Shaolin Philosophy

Buddhism originated from Nepal 2500 years ago and was spread to India 400 years later. 1500 years ago, it appeared in China. The philosophy of Shaolin is based on the Chan Buddhism, which is said to have its roots at the Shaolin temple, founded by Ta Mo, Bodhidarma or Dharma. Its main characteristic is the rejection of a large part of the protocol associated with other sections of Buddhism and is focussed on the practice of meditation and self-examination. The preparation of the meditation is movement and the basis for movement is the way of breathing. Therefore, Shaolin meditation and Kung Fu are meant to calm the mind and strengthen the body.

By the Shaolin philosophy, martial arts is described as a non-aggressive act. It is about returning the aggression of the attacker energy to him and avoiding being injured by it. The Shaolin philosophy emphasis the integration and fluidity of energies. In the modern world, the monks continue to live by their strict discipline, purity, self-awareness and simplicity.

Shaolin Techniques

Ta Mo, who developed the Chan Buddhism, which became better known in Japan as the Zen Buddhism, thought the monks in the Shaolin Temple breathing techniques and exercises.

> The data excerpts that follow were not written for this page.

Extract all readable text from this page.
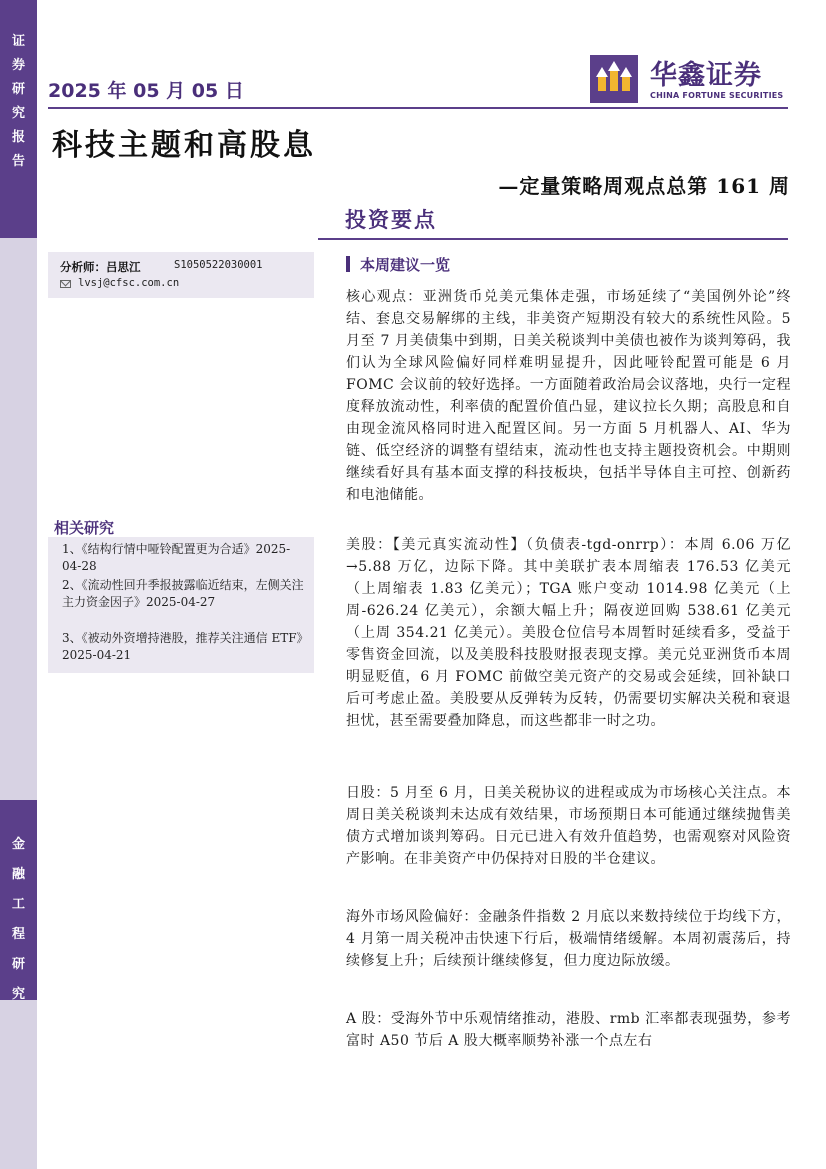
证
券
研
究
报
告
金
融
工
程
研
究
2025 年 05 月 05 日	华鑫证券
CHINA FORTUNE SECURITIES
科技主题和高股息
—定量策略周观点总第 161 周
投资要点
分析师：吕思江	S1050522030001
lvsj@cfsc.com.cn
相关研究
1、《结构行情中哑铃配置更为合适》2025-04-28
2、《流动性回升季报披露临近结束，左侧关注主力资金因子》2025-04-27
3、《被动外资增持港股，推荐关注通信 ETF》2025-04-21
本周建议一览
核心观点：亚洲货币兑美元集体走强，市场延续了“美国例外论”终结、套息交易解绑的主线，非美资产短期没有较大的系统性风险。5 月至 7 月美债集中到期，日美关税谈判中美债也被作为谈判筹码，我们认为全球风险偏好同样难明显提升，因此哑铃配置可能是 6 月 FOMC 会议前的较好选择。一方面随着政治局会议落地，央行一定程度释放流动性，利率债的配置价值凸显，建议拉长久期；高股息和自由现金流风格同时进入配置区间。另一方面 5 月机器人、AI、华为链、低空经济的调整有望结束，流动性也支持主题投资机会。中期则继续看好具有基本面支撑的科技板块，包括半导体自主可控、创新药和电池储能。
美股：【美元真实流动性】（负债表-tgd-onrrp）：本周 6.06 万亿→5.88 万亿，边际下降。其中美联扩表本周缩表 176.53 亿美元（上周缩表 1.83 亿美元）；TGA 账户变动 1014.98 亿美元（上周-626.24 亿美元），余额大幅上升；隔夜逆回购 538.61 亿美元（上周 354.21 亿美元）。美股仓位信号本周暂时延续看多，受益于零售资金回流，以及美股科技股财报表现支撑。美元兑亚洲货币本周明显贬值，6 月 FOMC 前做空美元资产的交易或会延续，回补缺口后可考虑止盈。美股要从反弹转为反转，仍需要切实解决关税和衰退担忧，甚至需要叠加降息，而这些都非一时之功。
日股：5 月至 6 月，日美关税协议的进程或成为市场核心关注点。本周日美关税谈判未达成有效结果，市场预期日本可能通过继续抛售美债方式增加谈判筹码。日元已进入有效升值趋势，也需观察对风险资产影响。在非美资产中仍保持对日股的半仓建议。
海外市场风险偏好：金融条件指数 2 月底以来数持续位于均线下方，4 月第一周关税冲击快速下行后，极端情绪缓解。本周初震荡后，持续修复上升；后续预计继续修复，但力度边际放缓。
A 股：受海外节中乐观情绪推动，港股、rmb 汇率都表现强势，参考富时 A50 节后 A 股大概率顺势补涨一个点左右
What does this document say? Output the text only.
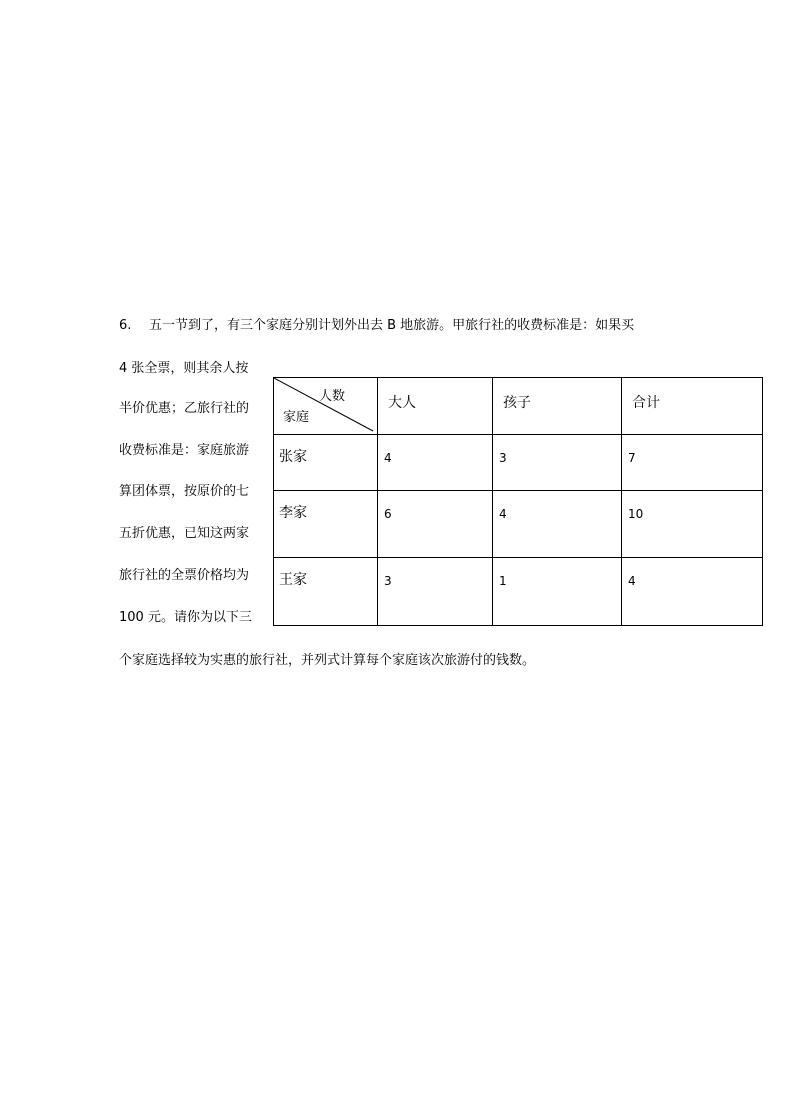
6. 五一节到了，有三个家庭分别计划外出去 B 地旅游。甲旅行社的收费标准是：如果买
4 张全票，则其余人按
半价优惠；乙旅行社的
收费标准是：家庭旅游
算团体票，按原价的七
五折优惠，已知这两家
旅行社的全票价格均为
100 元。请你为以下三
个家庭选择较为实惠的旅行社，并列式计算每个家庭该次旅游付的钱数。
人数
家庭	大人	孩子	合计
张家	4	3	7
李家	6	4	10
王家	3	1	4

He developed a series of 18 movements, known as the “18 Hands of Lo Han”:

1. Crane dance    10. Crane standing on one foot
2. Dragon dance   11. Elephant standing on the back legs
3. Pressing and lifting   12. Boy worshipping Avalokitesvara
4. Single phoenix dance  13. Circling
5. Drawing the bow   14. Body turning
6. Bear looking back   15. Tiger looking askance
7. Abrupt lifting    16. Fairy crossing palms
8. Welcoming a guest   17. Beauty sporting with lotus
9. Single pheasant dance  18. Advancing and retreating

These 18 movements are considered to be the foundations of martial arts, which Shaolin is famous for.

In the 16th century, a man named Zhue Yuen, entered to the Shaolin Temple. He developed the original 18 movements and expanded them to 72 movements. However he was an outstanding boxer, Zhue Yuen was not yet satisfied and started to travel through China in order to find martial arts practioners who he could learn from. On his journey he met Li Sou and Bai Yu Feng and the three of them changed the 72 movements into 170 movements and made a subdivided these movements into the Five Animal Styles, which are known as:

1. Tiger
2. Snake
3. Dragon
4. Leopard
5. Crane

Shaolin Kung Fu is divided into two schools, namely: the southern school, which concentrates on fist techniques and the northern school, which focuses on foot techniques. Both schools use the Five Animal Styles as their foundation. The northern school can be divided in three divisions. Hung emphasizes physical strength, Kung focuses on limberness and  the last division is Yue, where the students are being thought how to use the strength and limberness. The southern school, on the other hand, includes five elementary schools, which are: Ta Hung Men, Liu Chia Chuan, Tsai Chia Chuan, Li Chia Chuan and Mo Chia Chuan.